Bishkek: Pakistan's relationship with India is probably at its "lowest point", Prime Minister Imran Khan has said even as he expressed hope that his Indian counterpart Narendra Modi will use his "big mandate" to resolve all differences, including the Kashmir issue.
Khan and Modi are in the Kyrgyz capital of Bishkek for the two-day Shanghai Cooperation Organisation (SCO) summit.
In an interview to Russian news agency Sputnik before heading to Bishkek, Khan said the SCO summit provided him an opportunity to speak to the Indian leadership to improve ties between the two neighbours.
Khan said the SCO summit provided Pakistan a "fresh outlet" to develop its relationship with other countries, including India.
"At the moment, our bilateral relationship with India is, probably, at its lowest point," he said.
Khan said Pakistan was open for "any kind of mediation" and seeks peace with all its neighbours, especially with India, asserting that the three "small wars" have damaged both the countries that now grapple with the "greatest amount of poverty".
The Ministry of External Affairs last week said that no bilateral meetings had been planned between Modi and his Pakistani counterpart Khan on the sidelines of the SCO Summit.
Khan has twice written to Prime Minister Modi, seeking resumption of dialogue on all issues, including on Kashmir.
Modi Thursday raised the issue of cross-border terrorism emanating from Pakistan during his talks with Chinese President Xi Jinping here and said India expects "concrete action" by Islamabad to create an atmosphere free of terror for the resumption of dialogue.
Khan said the emphasis should be on peace and resolving differences through dialogue.
"Our main difference with India is Kashmir.

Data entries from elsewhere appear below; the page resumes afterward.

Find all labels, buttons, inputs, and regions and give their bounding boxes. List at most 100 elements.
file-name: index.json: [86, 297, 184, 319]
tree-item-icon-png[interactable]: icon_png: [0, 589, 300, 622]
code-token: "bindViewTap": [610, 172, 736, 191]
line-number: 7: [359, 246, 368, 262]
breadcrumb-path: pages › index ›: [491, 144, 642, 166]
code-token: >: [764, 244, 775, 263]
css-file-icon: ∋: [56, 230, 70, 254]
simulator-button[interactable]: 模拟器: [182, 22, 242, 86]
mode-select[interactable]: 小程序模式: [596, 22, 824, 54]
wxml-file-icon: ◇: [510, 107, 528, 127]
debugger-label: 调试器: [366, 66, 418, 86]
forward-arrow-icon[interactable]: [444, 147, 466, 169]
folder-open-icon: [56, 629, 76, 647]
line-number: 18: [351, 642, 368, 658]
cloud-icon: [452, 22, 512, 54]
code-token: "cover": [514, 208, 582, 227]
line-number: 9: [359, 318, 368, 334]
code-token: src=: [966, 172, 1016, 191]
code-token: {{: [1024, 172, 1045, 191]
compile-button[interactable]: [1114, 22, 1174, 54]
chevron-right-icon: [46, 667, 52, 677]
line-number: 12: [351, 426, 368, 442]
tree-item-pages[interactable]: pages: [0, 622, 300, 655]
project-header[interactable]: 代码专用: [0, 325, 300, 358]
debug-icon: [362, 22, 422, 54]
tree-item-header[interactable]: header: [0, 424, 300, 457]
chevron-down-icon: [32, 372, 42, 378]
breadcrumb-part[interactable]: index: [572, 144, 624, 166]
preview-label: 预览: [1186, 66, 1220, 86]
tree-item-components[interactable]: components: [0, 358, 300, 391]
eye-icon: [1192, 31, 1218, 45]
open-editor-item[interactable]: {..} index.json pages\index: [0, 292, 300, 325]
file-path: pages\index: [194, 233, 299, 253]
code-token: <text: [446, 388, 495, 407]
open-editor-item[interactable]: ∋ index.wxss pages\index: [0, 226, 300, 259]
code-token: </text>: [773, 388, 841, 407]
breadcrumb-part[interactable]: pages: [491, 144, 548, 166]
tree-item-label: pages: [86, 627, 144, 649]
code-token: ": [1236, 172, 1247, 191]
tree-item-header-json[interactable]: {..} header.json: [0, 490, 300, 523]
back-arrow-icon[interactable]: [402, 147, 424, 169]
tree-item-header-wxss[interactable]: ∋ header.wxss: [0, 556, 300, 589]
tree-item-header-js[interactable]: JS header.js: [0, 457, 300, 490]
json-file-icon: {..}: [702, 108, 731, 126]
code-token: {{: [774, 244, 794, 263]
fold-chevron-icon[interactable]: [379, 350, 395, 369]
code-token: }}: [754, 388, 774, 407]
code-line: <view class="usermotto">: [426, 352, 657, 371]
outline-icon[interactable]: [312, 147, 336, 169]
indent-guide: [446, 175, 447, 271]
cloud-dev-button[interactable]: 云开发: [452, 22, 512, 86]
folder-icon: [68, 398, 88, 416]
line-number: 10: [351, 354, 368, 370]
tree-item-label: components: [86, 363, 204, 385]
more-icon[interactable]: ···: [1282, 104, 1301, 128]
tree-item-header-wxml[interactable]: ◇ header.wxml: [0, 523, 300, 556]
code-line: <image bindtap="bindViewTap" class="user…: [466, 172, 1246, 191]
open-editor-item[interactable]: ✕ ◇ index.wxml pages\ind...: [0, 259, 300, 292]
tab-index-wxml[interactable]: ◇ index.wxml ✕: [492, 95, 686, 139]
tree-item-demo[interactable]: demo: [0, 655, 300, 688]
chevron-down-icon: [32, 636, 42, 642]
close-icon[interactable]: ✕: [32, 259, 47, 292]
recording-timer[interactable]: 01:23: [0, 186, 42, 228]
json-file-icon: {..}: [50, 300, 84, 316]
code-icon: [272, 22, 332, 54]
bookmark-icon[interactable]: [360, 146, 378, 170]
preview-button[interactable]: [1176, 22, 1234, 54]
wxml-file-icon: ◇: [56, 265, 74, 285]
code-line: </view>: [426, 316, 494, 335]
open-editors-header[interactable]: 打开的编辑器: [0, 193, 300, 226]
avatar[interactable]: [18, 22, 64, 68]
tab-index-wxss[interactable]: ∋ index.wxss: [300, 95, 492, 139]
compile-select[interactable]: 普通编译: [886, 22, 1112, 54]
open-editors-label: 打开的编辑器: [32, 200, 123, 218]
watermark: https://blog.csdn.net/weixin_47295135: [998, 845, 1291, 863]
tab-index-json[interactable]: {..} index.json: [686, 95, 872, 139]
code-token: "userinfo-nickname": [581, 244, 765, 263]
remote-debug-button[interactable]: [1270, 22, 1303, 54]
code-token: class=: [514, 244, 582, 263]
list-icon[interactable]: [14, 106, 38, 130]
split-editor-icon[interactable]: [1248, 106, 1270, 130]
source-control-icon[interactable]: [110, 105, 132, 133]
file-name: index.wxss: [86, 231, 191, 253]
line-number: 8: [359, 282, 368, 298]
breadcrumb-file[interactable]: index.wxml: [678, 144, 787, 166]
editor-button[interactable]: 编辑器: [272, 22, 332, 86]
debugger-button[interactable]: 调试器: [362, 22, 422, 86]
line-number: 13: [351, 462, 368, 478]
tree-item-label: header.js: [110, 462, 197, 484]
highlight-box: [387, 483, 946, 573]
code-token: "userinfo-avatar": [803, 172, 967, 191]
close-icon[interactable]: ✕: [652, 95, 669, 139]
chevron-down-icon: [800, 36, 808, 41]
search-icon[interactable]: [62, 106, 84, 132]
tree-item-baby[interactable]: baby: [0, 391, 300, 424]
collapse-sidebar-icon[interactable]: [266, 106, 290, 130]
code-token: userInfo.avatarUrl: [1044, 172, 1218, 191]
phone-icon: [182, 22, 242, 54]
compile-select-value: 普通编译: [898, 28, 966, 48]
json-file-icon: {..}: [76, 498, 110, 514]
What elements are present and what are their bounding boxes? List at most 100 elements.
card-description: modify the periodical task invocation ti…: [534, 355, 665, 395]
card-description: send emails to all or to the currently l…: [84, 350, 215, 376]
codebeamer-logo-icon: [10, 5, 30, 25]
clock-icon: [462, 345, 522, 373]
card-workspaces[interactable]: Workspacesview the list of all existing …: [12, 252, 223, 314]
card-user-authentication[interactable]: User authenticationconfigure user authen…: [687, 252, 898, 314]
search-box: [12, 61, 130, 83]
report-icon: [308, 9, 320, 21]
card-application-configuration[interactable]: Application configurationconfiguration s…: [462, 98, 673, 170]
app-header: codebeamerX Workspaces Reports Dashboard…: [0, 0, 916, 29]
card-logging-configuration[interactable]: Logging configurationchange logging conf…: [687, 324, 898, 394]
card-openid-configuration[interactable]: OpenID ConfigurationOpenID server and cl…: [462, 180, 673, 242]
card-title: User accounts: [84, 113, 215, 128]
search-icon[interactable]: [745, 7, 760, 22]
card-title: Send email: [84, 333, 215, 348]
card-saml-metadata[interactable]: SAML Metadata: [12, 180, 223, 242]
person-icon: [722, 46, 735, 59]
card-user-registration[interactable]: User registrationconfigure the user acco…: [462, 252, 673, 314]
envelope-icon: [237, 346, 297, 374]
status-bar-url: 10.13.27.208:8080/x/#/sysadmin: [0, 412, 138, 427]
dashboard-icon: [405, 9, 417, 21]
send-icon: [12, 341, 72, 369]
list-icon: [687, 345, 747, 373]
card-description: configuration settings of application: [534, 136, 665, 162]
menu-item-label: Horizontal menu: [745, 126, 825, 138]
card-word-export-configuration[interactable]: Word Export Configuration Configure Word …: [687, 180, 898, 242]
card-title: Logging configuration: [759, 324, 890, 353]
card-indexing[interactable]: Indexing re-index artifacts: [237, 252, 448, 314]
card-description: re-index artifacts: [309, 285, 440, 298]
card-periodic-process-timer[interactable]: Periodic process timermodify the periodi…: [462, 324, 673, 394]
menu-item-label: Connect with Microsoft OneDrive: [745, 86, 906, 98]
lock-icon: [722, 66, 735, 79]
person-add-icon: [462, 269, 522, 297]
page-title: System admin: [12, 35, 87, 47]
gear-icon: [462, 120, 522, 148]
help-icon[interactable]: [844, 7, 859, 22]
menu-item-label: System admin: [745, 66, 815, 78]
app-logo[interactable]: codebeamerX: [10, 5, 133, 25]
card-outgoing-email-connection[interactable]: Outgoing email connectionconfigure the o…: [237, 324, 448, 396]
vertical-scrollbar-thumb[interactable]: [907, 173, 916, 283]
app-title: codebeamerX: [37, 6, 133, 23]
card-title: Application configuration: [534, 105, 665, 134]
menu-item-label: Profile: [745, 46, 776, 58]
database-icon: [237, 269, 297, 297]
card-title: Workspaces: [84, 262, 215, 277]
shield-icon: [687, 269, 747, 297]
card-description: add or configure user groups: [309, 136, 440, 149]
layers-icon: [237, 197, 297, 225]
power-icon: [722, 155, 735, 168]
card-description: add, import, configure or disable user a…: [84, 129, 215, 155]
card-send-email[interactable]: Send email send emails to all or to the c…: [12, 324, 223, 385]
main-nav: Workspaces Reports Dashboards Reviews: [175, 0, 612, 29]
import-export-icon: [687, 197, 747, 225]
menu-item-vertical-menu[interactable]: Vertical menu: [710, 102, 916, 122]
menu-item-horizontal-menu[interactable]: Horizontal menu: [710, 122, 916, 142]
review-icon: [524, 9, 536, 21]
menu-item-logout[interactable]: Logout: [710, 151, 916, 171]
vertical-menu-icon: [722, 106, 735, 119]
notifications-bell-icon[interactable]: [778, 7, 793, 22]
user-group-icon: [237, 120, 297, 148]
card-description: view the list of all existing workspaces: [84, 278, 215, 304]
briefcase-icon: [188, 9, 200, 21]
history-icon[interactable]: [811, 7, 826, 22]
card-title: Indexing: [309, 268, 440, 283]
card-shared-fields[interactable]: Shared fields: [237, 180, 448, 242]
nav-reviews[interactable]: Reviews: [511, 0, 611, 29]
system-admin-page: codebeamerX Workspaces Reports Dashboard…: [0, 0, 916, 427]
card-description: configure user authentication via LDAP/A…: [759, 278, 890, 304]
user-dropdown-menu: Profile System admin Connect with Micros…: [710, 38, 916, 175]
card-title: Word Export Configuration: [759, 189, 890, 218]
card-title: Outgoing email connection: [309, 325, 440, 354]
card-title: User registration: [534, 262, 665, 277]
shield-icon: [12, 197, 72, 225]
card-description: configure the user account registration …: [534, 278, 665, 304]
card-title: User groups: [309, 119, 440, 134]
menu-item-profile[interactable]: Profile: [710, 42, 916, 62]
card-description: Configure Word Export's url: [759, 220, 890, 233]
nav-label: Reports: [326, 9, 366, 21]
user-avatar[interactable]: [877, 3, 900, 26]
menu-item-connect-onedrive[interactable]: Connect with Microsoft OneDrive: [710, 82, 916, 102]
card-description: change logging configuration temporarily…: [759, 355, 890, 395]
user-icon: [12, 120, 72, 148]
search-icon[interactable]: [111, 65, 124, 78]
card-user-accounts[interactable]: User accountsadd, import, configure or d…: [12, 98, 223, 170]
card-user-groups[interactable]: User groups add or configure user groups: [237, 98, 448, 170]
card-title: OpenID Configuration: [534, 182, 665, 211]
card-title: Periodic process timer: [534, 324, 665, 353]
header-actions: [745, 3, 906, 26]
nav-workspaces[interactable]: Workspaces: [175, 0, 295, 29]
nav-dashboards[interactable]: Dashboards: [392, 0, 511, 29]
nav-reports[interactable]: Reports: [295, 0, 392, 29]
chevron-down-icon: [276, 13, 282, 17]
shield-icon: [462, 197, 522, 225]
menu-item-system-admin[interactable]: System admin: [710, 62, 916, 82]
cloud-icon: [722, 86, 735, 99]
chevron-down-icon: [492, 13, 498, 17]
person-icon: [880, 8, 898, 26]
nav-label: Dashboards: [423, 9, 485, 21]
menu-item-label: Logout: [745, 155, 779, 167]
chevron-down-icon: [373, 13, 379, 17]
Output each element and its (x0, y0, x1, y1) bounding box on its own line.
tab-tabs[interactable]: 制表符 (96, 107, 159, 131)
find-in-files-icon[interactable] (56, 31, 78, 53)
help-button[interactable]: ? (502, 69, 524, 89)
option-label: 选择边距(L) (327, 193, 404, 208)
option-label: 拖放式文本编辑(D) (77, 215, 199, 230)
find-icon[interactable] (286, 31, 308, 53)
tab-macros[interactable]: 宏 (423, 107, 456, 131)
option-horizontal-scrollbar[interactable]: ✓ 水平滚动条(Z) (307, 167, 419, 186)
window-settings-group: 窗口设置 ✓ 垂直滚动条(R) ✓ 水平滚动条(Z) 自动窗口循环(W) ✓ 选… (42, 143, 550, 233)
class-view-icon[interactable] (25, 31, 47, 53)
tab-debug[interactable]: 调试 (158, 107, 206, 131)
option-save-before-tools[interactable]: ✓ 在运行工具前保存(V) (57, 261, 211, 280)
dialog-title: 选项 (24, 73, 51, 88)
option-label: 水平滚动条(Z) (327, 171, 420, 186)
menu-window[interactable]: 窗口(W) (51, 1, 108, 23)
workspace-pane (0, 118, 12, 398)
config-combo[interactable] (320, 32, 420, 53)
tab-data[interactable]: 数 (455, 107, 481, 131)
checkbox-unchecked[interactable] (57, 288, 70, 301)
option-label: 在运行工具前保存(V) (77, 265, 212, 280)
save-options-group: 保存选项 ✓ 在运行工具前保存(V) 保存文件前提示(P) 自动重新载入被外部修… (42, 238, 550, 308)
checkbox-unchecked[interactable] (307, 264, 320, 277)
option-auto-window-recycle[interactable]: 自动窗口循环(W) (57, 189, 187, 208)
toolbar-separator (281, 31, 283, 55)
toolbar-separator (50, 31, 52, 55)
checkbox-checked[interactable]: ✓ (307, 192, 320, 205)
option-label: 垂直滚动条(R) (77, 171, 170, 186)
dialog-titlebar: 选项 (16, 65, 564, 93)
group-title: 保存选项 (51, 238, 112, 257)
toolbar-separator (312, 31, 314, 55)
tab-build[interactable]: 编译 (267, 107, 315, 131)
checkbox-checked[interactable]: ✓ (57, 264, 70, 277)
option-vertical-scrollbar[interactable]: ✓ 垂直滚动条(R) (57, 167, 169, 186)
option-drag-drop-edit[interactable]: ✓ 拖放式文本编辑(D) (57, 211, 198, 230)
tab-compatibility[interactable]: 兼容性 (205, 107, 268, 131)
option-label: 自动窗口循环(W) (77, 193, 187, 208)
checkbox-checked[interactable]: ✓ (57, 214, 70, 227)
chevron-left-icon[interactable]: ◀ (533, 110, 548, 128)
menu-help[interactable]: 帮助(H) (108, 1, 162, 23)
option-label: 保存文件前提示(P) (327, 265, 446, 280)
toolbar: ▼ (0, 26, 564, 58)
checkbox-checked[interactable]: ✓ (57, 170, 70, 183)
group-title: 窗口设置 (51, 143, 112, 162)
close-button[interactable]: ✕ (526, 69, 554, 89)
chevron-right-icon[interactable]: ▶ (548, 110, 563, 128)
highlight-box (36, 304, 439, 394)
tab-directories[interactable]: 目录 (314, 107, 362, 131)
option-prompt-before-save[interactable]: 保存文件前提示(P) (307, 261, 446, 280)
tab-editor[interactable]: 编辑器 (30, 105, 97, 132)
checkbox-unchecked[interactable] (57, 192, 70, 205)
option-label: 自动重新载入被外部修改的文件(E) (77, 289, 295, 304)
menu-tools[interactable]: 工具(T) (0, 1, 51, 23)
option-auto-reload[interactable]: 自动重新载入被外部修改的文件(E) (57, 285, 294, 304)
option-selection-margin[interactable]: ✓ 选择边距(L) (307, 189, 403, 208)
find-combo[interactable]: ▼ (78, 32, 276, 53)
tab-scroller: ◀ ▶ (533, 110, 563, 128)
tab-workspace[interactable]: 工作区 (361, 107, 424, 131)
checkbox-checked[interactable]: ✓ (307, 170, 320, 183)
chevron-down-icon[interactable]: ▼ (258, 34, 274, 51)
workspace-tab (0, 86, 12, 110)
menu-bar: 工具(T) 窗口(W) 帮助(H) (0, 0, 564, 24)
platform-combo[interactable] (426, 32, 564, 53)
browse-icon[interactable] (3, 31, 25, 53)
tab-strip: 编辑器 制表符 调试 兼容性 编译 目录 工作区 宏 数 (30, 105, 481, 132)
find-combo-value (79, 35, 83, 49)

And if the heads of two countries resolve, if two governments decide, this issue can be resolved. But, unfortunately, we have not had much success from India so far," he said.
"But we hope now that the current prime minister has one big mandate, we hope that he will use this mandate to develop better relationship and bring peace in the subcontinent," Khan said.
He said he believed that the money should be spent on getting people out of poverty, citing China's example which has lifted millions of people out of poverty.
"We hope that our tension with India decreases, so we do not have to buy arms because we want to spend money on human development. But, yes, we are looking for arms from Russia, and I know our military is already in touch with the Russian military," Khan said.
Pakistan has been holding joint military drills with Russia in the last couple of years besides going for defence purchases from it, triggering some concerns in New Delhi.